His Majesty, Moshiach: Do We need another King in the Middle East?

Written by Rabbi Hershel Greenberg Posted in Frequently Asked Questions, Who will be Moshiach?

His Majesty, Moshiach: Do We need another King in the Middle East?

Monarchy was the most common form of government until the 19th century, but it is no longer prevalent. Where it exists, it is now usually a constitutional monarchy. But Moshiach is often described as a supreme leader. Why go back to a failed system?

In Judaism the idea of a monarch is totally different from its secular counterpart. But before getting to that, let's discuss why democracy is not sufficient to reach perfection.

Recent history has demonstrated that no system of government is perfect. It's just that we do not have anything better. G-d has promised us, however, that the monarchy of Moshiach will have all the benefits of a monarchy without any of its potential for abuse. People now embrace a democracy only because they cannot formulate a superior system.

If we were to search for a form of government superior to a democracy or a republic, we would have to fantasize the following form of government: One in which every person's needs are taken care of; where people are not punished, because they have no desire to violate the laws; they have all they want; where there is no scintilla of corruption. The one catch is that occasionally, the leader will "order" the people to do something which they know, ahead of time, is in their best interests, although they might not comprehend that at the time.

In fact, such a system exists even now within certain segments of society. Let's cite one example parenting. When a parent shows concern, warmth, love and devotion to his children, even when he tells the child to do something that the child does not want to do, he will nevertheless comply. The child knows that the parent is telling him to do that particular thing, not for the parent's self-interest, but out of love and concern for him.

This is the type of government that Moshiach will run, one in which everyone will genuinely feel that Moshiach acts only in the best interests of all of the people.1

Moshiach, as all true Jewish leaders of the past, is more than a role model. Moshiach is the "head" of all the Jews. His soul serves the same role in relation to all of the Jews, as does the head in relation to the rest of the body.2 When the brain sends a signal to the arm that it be raised, one would not say that the arm was forced into doing something against its will.
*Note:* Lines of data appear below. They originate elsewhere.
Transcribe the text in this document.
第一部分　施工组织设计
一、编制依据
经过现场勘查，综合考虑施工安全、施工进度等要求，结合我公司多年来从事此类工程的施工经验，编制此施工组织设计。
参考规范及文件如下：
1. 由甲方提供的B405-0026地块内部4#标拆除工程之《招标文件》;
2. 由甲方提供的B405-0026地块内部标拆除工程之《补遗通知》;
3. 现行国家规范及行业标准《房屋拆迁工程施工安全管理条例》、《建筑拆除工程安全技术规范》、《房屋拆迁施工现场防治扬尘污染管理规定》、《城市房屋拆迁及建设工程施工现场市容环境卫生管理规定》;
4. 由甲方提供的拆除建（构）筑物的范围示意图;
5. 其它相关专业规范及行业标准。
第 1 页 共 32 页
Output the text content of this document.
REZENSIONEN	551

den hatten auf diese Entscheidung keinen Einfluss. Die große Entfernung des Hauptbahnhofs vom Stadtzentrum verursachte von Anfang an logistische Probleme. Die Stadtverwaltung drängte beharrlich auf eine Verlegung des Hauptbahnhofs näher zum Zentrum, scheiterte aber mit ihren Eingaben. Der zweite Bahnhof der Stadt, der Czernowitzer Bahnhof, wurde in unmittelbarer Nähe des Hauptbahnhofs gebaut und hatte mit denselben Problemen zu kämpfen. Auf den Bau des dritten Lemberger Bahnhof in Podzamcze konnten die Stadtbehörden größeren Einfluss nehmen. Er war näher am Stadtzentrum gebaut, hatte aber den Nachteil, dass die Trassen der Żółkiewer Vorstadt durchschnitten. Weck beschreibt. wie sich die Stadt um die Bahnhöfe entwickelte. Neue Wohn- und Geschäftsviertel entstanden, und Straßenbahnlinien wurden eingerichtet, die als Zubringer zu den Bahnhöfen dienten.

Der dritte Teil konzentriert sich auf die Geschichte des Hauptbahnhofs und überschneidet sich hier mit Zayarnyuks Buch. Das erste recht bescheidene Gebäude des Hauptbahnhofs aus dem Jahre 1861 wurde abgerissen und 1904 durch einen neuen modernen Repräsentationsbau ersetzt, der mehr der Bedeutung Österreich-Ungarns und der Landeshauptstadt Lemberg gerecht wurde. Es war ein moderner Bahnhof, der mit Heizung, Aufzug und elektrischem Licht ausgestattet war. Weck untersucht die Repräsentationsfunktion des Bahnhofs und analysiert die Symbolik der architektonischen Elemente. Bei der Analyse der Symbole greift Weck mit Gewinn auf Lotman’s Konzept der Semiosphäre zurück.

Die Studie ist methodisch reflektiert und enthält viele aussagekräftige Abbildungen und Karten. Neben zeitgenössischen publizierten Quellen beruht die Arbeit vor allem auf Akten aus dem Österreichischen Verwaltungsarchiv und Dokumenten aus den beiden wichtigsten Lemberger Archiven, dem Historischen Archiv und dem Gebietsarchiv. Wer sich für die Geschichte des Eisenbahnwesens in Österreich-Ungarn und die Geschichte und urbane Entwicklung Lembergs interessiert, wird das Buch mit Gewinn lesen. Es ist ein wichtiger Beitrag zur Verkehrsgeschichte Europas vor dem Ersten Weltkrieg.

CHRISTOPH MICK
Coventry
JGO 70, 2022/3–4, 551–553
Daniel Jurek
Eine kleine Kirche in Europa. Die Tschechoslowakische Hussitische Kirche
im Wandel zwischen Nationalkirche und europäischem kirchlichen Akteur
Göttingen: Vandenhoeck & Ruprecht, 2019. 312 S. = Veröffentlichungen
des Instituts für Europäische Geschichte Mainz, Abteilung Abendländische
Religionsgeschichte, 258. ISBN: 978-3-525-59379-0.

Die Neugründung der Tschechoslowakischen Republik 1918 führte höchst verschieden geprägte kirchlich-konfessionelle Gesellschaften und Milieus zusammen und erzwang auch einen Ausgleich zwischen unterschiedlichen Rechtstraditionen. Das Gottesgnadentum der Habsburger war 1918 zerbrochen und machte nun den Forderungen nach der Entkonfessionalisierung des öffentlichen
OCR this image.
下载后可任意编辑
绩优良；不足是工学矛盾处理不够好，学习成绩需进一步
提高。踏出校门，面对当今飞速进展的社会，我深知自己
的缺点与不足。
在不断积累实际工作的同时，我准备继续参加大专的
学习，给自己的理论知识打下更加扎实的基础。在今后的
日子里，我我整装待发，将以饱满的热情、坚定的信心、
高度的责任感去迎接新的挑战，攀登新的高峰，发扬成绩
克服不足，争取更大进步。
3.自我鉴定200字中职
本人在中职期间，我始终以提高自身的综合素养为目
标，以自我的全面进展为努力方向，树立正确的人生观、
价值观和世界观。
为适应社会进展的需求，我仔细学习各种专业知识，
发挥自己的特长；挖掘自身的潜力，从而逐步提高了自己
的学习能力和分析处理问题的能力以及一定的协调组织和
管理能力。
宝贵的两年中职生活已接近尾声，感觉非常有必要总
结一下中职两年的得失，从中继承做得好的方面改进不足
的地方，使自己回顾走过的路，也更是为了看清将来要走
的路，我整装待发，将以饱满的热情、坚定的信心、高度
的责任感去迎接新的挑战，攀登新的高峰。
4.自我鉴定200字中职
On the contrary, when the arm does something contrary to the will of the brain, we would say that there is a serious deficiency preventing the arm from connecting to the brain. A healthy limb does precisely as it has been told by the brain, and that is its true will.

Similarly, Moshiach will coordinate the people so that they do what they really want to do. Even today, the "head" of the generation provides energy to all, although it may not be felt. Today we are like limbs which do not always function in consonance with the dictates of the brain. With Moshiach's full revelation, we will all act in harmony with our true desires.
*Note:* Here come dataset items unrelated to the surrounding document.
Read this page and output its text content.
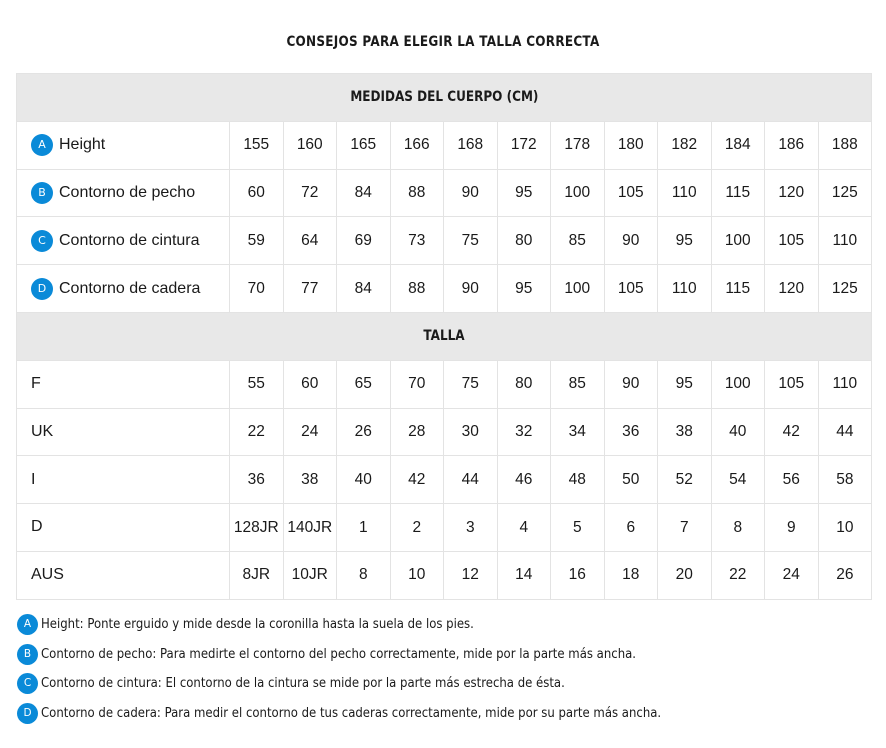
CONSEJOS PARA ELEGIR LA TALLA CORRECTA
MEDIDAS DEL CUERPO (CM)												
A Height	155	160	165	166	168	172	178	180	182	184	186	188
B Contorno de pecho	60	72	84	88	90	95	100	105	110	115	120	125
C Contorno de cintura	59	64	69	73	75	80	85	90	95	100	105	110
D Contorno de cadera	70	77	84	88	90	95	100	105	110	115	120	125
TALLA												
F	55	60	65	70	75	80	85	90	95	100	105	110
UK	22	24	26	28	30	32	34	36	38	40	42	44
I	36	38	40	42	44	46	48	50	52	54	56	58
D	128JR	140JR	1	2	3	4	5	6	7	8	9	10
AUS	8JR	10JR	8	10	12	14	16	18	20	22	24	26
A Height: Ponte erguido y mide desde la coronilla hasta la suela de los pies.
B Contorno de pecho: Para medirte el contorno del pecho correctamente, mide por la parte más ancha.
C Contorno de cintura: El contorno de la cintura se mide por la parte más estrecha de ésta.
D Contorno de cadera: Para medir el contorno de tus caderas correctamente, mide por su parte más ancha.
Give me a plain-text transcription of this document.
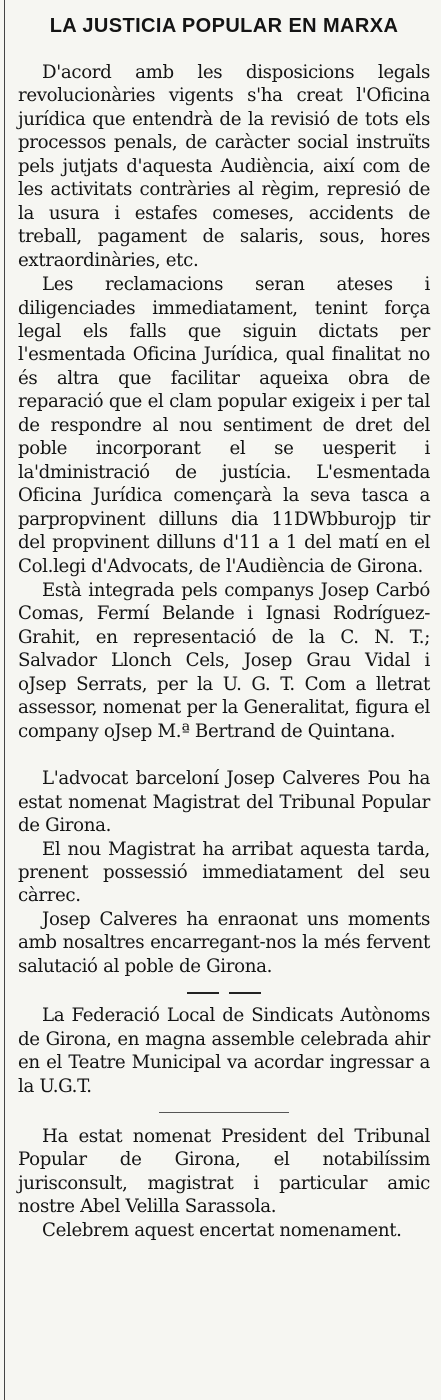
LA JUSTICIA POPULAR EN MARXA

D'acord amb les disposicions legals revolucionàries vigents s'ha creat l'Oficina jurídica que entendrà de la revisió de tots els processos penals, de caràcter social instruïts pels jutjats d'aquesta Audiència, així com de les activitats contràries al règim, represió de la usura i estafes comeses, accidents de treball, pagament de salaris, sous, hores extraordinàries, etc.

Les reclamacions seran ateses i diligenciades immediatament, tenint força legal els falls que siguin dictats per l'esmentada Oficina Jurídica, qual finalitat no és altra que facilitar aqueixa obra de reparació que el clam popular exigeix i per tal de respondre al nou sentiment de dret del poble incorporant el se uesperit i la'dministració de justícia. L'esmentada Oficina Jurídica començarà la seva tasca a parpropvinent dilluns dia 11DWbburojp tir del propvinent dilluns d'11 a 1 del matí en el Col.legi d'Advocats, de l'Audiència de Girona.

Està integrada pels companys Josep Carbó Comas, Fermí Belande i Ignasi Rodríguez-Grahit, en representació de la C. N. T.; Salvador Llonch Cels, Josep Grau Vidal i oJsep Serrats, per la U. G. T. Com a lletrat assessor, nomenat per la Generalitat, figura el company oJsep M.ª Bertrand de Quintana.

L'advocat barceloní Josep Calveres Pou ha estat nomenat Magistrat del Tribunal Popular de Girona.

El nou Magistrat ha arribat aquesta tarda, prenent possessió immediatament del seu càrrec.

Josep Calveres ha enraonat uns moments amb nosaltres encarregant-nos la més fervent salutació al poble de Girona.

La Federació Local de Sindicats Autònoms de Girona, en magna assemble celebrada ahir en el Teatre Municipal va acordar ingressar a la U.G.T.

Ha estat nomenat President del Tribunal Popular de Girona, el notabilíssim jurisconsult, magistrat i particular amic nostre Abel Velilla Sarassola.

Celebrem aquest encertat nomenament.
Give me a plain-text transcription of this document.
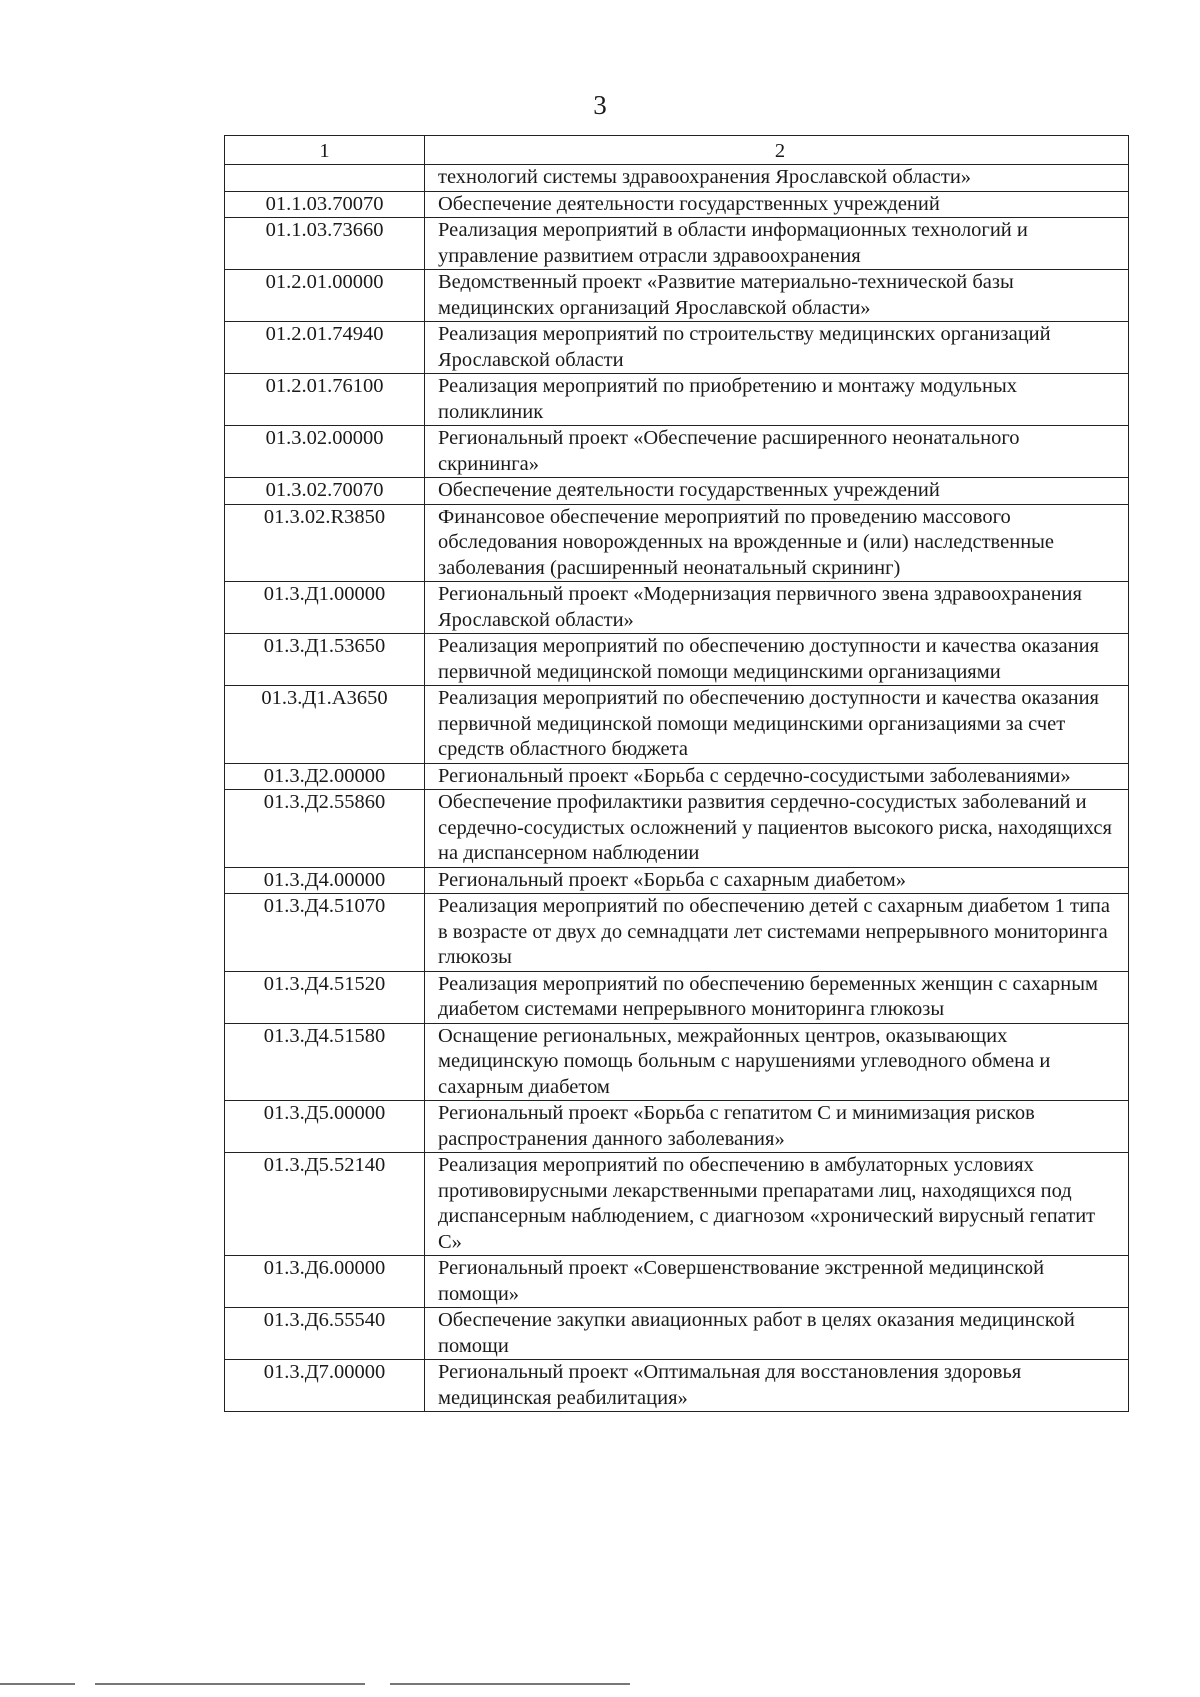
3
1	2
	технологий системы здравоохранения Ярославской области»
01.1.03.70070	Обеспечение деятельности государственных учреждений
01.1.03.73660	Реализация мероприятий в области информационных технологий и управление развитием отрасли здравоохранения
01.2.01.00000	Ведомственный проект «Развитие материально-технической базы медицинских организаций Ярославской области»
01.2.01.74940	Реализация мероприятий по строительству медицинских организаций Ярославской области
01.2.01.76100	Реализация мероприятий по приобретению и монтажу модульных поликлиник
01.3.02.00000	Региональный проект «Обеспечение расширенного неонатального скрининга»
01.3.02.70070	Обеспечение деятельности государственных учреждений
01.3.02.R3850	Финансовое обеспечение мероприятий по проведению массового обследования новорожденных на врожденные и (или) наследственные заболевания (расширенный неонатальный скрининг)
01.3.Д1.00000	Региональный проект «Модернизация первичного звена здравоохранения Ярославской области»
01.3.Д1.53650	Реализация мероприятий по обеспечению доступности и качества оказания первичной медицинской помощи медицинскими организациями
01.3.Д1.А3650	Реализация мероприятий по обеспечению доступности и качества оказания первичной медицинской помощи медицинскими организациями за счет средств областного бюджета
01.3.Д2.00000	Региональный проект «Борьба с сердечно-сосудистыми заболеваниями»
01.3.Д2.55860	Обеспечение профилактики развития сердечно-сосудистых заболеваний и сердечно-сосудистых осложнений у пациентов высокого риска, находящихся на диспансерном наблюдении
01.3.Д4.00000	Региональный проект «Борьба с сахарным диабетом»
01.3.Д4.51070	Реализация мероприятий по обеспечению детей с сахарным диабетом 1 типа в возрасте от двух до семнадцати лет системами непрерывного мониторинга глюкозы
01.3.Д4.51520	Реализация мероприятий по обеспечению беременных женщин с сахарным диабетом системами непрерывного мониторинга глюкозы
01.3.Д4.51580	Оснащение региональных, межрайонных центров, оказывающих медицинскую помощь больным с нарушениями углеводного обмена и сахарным диабетом
01.3.Д5.00000	Региональный проект «Борьба с гепатитом С и минимизация рисков распространения данного заболевания»
01.3.Д5.52140	Реализация мероприятий по обеспечению в амбулаторных условиях противовирусными лекарственными препаратами лиц, находящихся под диспансерным наблюдением, с диагнозом «хронический вирусный гепатит С»
01.3.Д6.00000	Региональный проект «Совершенствование экстренной медицинской помощи»
01.3.Д6.55540	Обеспечение закупки авиационных работ в целях оказания медицинской помощи
01.3.Д7.00000	Региональный проект «Оптимальная для восстановления здоровья медицинская реабилитация»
But doesn't monarchy deprive us of freedom?

Let us analyze what kind of freedom we have today. We live in a world where we assimilate only a fraction of what the brain is capable. By definition, then, we do not have free choice, since our choices are severely limited.
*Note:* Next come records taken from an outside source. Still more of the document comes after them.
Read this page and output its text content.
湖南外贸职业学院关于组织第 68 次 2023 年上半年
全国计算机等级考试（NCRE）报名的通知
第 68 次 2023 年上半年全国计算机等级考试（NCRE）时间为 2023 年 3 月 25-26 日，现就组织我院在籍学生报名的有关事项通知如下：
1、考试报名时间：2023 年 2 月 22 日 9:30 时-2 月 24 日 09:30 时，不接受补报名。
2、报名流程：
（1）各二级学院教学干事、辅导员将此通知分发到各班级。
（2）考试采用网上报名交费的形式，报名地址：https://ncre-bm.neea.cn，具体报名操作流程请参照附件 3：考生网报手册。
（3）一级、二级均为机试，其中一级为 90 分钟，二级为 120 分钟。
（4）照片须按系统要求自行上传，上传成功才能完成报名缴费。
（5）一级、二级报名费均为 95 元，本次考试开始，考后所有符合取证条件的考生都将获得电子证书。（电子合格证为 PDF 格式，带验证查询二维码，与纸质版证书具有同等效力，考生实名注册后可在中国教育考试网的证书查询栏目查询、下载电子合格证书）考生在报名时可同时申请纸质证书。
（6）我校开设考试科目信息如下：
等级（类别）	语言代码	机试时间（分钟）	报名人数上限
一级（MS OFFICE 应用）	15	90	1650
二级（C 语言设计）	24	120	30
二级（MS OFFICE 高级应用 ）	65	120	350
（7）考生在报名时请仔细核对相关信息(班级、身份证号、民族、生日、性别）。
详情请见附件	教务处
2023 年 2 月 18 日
Imagine a person who's told he can have an orange or an apple to eat. The fact that thousands of other foods are denied him, or that he is unaware of them, renders the choice of an orange or an apple, meaningless. It is hardly a choice.

On the other hand, to extend every choice to all would render choice impossibly complex. In short, the limited options we have, while facilitating choice, do not provide free choice. When Moshiach ushers in the Messianic Age, we will be exposed to dimensions of existence, spiritual and G-dly awareness, which will broaden our horizons and give us infinitely more choices. Armed with this newly acquired knowledge, our choices will be so different.

Moshiach, then, should be viewed, among other things, as the leader who will introduce us to a wider array of options, and as a result, enable us to make more informed and sophisticated choices. What we have today is hardly freedom, since most of life's experiences as well as the realization of truth is withheld from us.

With the Geulah ushered in by Moshiach, we will have infinitely more choices. The few limitations imposed on us by the Torah and Moshiach, who will be our authority in matters of Jewish law and behavior, will make it possible for us to have all those new choices that we were deprived of before Moshiach.

Moshiach is not a despot, a dictatorial and authoritarian monarch who cares only for his own glory and who can satisfy any whim or desire. A king, as much as, and even more than anyone else must conform to the Torah. A king must carry a Sefer Torah with him at all times. A king has more restrictions than a commoner does, in terms of his possessions3 In addition, a king must be the most humble person in his kingdom. Only the monarch had to prostrate himself throughout the entire Amidah.4

If in the past, there were Jewish kings who behaved differently, it was because they did not live up to the requirements of a true Jewish monarch. They violated the Torah's dictates. However, the promise of Moshiach is that he will be what a monarch is supposed to be. Moshiach will live at a time when most of the evil will have already been removed from the world; the world will have been refined, except for vestigial traces of evil, which Moshiach will eliminate.

1 . See Touger, As A New Day Breaks, ch. 13.

2. See Tanya, ch. 2.

3. Hilchos Melachim ch. 3.

4. Hilchos Tefillah 5:10. See Derech Mitzvosecha, Mitzvas Minuy Melech, p. 108f.